His mistake in this case is to project points over rom one view, which are of planes along the centerline of a part, then then reflect them in a secondary view but on the wrong line of reflection. If you look at the above sketch of drawing the ‘kera-kubi’ hip nose treatment, you can see that where he has marked point ‘e’ is where he reflects a line showing the front face miter from the eave’s kaya-oi timber – but the line he is reflecting the projection upon is the line for the face of the hip rafter, not its centerline.

The consequence of the above mistake would be to cut the angled receiving notch on the end of the hip rafter, right at the point of the miter, too far uphill. The kaya-oi would bind in that location, as the error in line position is about 4.5mm.
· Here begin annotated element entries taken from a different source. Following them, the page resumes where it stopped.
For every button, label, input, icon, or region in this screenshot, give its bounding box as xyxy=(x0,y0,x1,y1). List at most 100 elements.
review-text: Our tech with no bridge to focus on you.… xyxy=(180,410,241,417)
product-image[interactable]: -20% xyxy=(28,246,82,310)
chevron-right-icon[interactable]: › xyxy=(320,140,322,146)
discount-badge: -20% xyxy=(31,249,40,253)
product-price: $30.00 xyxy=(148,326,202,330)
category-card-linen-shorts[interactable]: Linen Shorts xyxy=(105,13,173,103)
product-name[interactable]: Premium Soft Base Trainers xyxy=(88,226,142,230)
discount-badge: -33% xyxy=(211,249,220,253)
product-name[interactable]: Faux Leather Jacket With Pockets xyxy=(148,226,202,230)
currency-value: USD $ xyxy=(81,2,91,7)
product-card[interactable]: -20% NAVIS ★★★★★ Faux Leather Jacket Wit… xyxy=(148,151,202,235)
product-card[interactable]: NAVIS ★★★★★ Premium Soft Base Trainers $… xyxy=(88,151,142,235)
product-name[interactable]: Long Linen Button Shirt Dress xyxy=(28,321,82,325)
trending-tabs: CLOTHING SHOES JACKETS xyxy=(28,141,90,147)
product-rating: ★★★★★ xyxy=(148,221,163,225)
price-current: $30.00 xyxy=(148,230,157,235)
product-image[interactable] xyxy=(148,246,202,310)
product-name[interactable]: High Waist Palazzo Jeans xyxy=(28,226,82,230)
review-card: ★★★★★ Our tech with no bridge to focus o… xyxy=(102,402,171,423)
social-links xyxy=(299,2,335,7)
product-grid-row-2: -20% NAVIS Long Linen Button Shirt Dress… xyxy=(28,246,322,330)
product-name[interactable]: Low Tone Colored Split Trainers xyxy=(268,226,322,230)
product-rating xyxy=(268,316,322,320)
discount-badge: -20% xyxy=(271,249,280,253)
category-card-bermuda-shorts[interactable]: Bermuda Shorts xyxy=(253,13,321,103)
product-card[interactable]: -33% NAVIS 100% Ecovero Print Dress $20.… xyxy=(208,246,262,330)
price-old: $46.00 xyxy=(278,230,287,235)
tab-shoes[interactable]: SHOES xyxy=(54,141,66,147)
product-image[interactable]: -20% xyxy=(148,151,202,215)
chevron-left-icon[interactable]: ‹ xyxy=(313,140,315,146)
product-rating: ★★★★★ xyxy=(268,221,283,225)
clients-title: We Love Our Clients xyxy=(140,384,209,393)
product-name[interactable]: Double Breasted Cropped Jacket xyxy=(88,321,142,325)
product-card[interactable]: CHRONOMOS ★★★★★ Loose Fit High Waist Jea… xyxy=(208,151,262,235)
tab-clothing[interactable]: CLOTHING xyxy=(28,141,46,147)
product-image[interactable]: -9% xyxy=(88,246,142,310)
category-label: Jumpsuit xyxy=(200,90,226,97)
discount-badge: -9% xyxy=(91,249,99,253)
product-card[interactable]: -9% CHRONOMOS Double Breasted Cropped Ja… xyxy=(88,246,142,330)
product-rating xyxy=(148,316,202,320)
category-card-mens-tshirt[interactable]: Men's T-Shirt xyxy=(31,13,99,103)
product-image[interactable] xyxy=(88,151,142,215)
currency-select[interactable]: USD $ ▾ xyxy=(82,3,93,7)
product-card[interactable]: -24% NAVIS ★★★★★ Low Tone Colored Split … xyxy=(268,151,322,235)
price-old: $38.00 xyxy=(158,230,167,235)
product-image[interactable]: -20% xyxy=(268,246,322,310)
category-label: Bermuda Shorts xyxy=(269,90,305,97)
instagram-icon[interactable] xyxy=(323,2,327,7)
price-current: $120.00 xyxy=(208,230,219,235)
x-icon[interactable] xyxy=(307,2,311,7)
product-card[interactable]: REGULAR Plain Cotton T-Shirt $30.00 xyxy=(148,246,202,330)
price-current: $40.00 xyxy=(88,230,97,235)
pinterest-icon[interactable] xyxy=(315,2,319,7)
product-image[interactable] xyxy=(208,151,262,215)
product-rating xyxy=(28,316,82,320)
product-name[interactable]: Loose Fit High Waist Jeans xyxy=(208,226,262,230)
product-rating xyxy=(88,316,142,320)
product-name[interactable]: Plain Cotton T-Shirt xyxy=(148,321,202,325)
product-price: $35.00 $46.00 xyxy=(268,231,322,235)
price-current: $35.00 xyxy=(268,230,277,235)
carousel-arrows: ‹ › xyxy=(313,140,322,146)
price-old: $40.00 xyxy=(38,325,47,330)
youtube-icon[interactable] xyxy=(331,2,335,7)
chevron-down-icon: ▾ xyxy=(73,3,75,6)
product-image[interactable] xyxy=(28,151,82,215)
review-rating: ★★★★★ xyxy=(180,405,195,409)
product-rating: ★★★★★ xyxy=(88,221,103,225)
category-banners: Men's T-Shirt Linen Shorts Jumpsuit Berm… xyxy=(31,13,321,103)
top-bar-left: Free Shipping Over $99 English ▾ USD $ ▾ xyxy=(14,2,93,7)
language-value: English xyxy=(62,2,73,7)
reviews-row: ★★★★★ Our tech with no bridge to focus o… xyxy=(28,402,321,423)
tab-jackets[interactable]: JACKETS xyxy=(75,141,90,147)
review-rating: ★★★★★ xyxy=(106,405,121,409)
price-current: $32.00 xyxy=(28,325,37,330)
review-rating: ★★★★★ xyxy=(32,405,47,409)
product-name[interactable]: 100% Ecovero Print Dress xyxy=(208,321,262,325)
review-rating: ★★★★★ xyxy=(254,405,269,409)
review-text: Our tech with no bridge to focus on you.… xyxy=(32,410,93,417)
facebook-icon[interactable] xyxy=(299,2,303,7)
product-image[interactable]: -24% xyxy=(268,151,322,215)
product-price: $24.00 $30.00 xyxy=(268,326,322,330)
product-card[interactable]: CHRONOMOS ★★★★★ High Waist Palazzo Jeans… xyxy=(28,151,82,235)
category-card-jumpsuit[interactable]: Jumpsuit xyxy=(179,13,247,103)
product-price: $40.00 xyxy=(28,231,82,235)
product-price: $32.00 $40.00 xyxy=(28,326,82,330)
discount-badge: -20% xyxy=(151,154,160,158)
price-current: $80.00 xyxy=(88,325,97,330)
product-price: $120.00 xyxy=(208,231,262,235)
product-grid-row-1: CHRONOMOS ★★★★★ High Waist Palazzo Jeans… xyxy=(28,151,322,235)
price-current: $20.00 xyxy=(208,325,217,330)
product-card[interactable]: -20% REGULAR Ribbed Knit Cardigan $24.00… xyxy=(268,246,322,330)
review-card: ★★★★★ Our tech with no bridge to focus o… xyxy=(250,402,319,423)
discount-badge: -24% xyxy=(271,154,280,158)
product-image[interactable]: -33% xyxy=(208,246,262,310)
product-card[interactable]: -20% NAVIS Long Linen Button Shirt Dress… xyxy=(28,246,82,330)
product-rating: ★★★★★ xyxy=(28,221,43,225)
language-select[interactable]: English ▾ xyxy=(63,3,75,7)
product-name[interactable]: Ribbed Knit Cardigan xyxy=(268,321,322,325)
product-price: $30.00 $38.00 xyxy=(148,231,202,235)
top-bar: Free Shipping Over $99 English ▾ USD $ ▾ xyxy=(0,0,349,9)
It’s not as if he would be wanting to make that sort of mistake, would he? Not generally an objective in Japanese pursuits, as far as I have noticed.

I’m not expecting readers here to grok exactly what I am talking about – just to state that there is a problem in the text that I was initially in some disbelief about and had to overcome. And it is not just that page, as he repeats the same problem on other drawings, and I have discovered other minor mistakes besides.

And I’m not trying to run the guy down either – I esteem his work greatly and I’m a little shocked to find any mistakes in it as it is that good otherwise. I think my main point  is that having the ability to construct parts in 3D solids off of 2D, and back-check them is a truly wonderful thing. I think that if you are only drawing in 2D all the time, with the myriad of lines to stare at it is only a matter of time before even the most experienced folks get a little mix up here and there.

Anyway, I have made some modest progress after a bunch more struggle. Here’s a view of the eave from underneath with the eave build up complete and rafters in place:

version 2 from below

A view from the top side shows the curved field rafters getting put in, and gives a look of the field hip rafter:

version 1 above

The fact that the field rafters are curved down, or sagged (called ‘tarumi’), means there are some complications in the production of the field hip upper lines, as one must account for both the cure in the field common rafter, and the fact that the rafters travel along an eave edge which also curves up at the end.

I had made the field hip rafter deeper in section in the lower portion so it could sister against the decorative hip rafter below. However, after I had the parts together and could take a look, I could see room for improvement.